Um Vernetzung ist auch das Thüringer Ernährungsnetzwerk bemüht. 36 Mitglieder zählt der Verein, darunter 33 lebensmittelproduzierende Betriebe und drei Forschungsinstitute. Grundgedanke ist, Unternehmen durch Kooperationen an Schnittstellen zu stärken. Die Aktivitäten reichen von Personalrekrutierung über Networking bis hin zu großen Fachtagungen.

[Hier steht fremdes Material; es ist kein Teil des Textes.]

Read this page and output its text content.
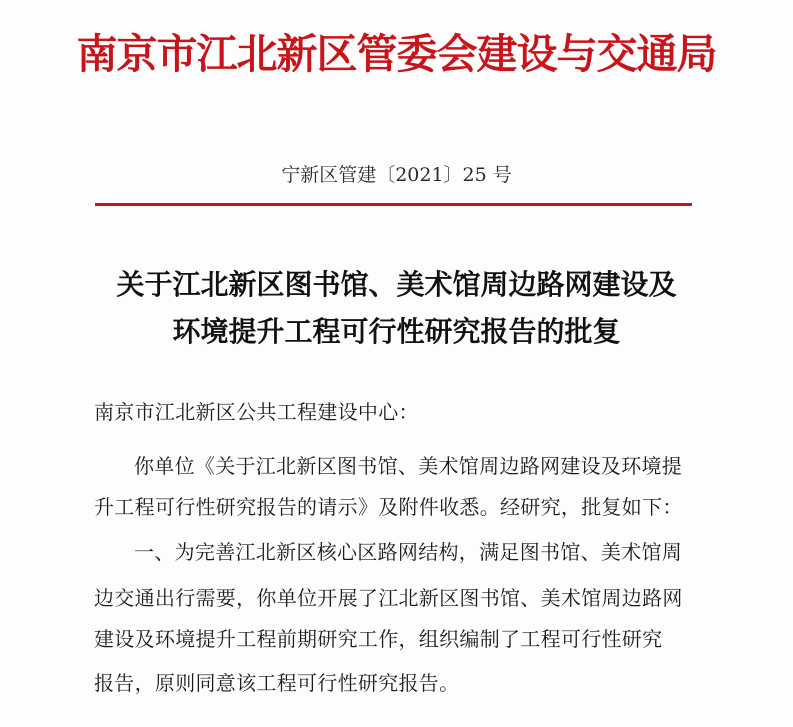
南京市江北新区管委会建设与交通局
宁新区管建〔2021〕25 号
关于江北新区图书馆、美术馆周边路网建设及
环境提升工程可行性研究报告的批复
南京市江北新区公共工程建设中心：
你单位《关于江北新区图书馆、美术馆周边路网建设及环境提
升工程可行性研究报告的请示》及附件收悉。经研究，批复如下：
一、为完善江北新区核心区路网结构，满足图书馆、美术馆周
边交通出行需要，你单位开展了江北新区图书馆、美术馆周边路网
建设及环境提升工程前期研究工作，组织编制了工程可行性研究
报告，原则同意该工程可行性研究报告。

Den Menschen helfen, gesünder zu essen, hat sich die Ernährungsforschung in Mitteldeutschland zum Ziel gesetzt. Unter dem Namen Nutri-Card hat sich ein Cluster aus Ernährungswissenschaftlern, Biomedizinern und Herzspezialisten der Universitäten Halle, Jena und Leipzig zusammen getan. Gemeinsam mit Kooperationspartnern aus der Lebensmittelwirtschaft sollen Zusammenhänge zwischen Ernährung und Herz-Kreislauf-Erkrankungen erforscht werden. Mit Hilfe von neuen Rezepturen sollen darüber hinaus traditionelle Lebensmittel gesünder werden.

Unterm Strich mehr Bürger

Eigentlich sollte die Bevölkerungszahl im Bundesland Thüringen schrumpfen – so jedenfalls die Prognose des Statischen Bundesamtes. Von 2014 bis 2060 um 600.000 Einwohner – also in der Größenordnung einer Großstadt wie Stuttgart. Ein Schwund, der sich so in den ersten drei Quartalen 2015 nicht abzeichnet. Ende September 2015 lebten 2.158 744 Einwohner in Thüringen, was sogar einem Zuwachs von 0,2 Prozent gegenüber dem Vorjahreszeitraum entspricht. Diese Entwicklung ist auf ein positives Wanderungssaldo zurückzuführen, was den Sterbefallüberschuss (Geburten- Sterbefälle) mehr als wettmacht.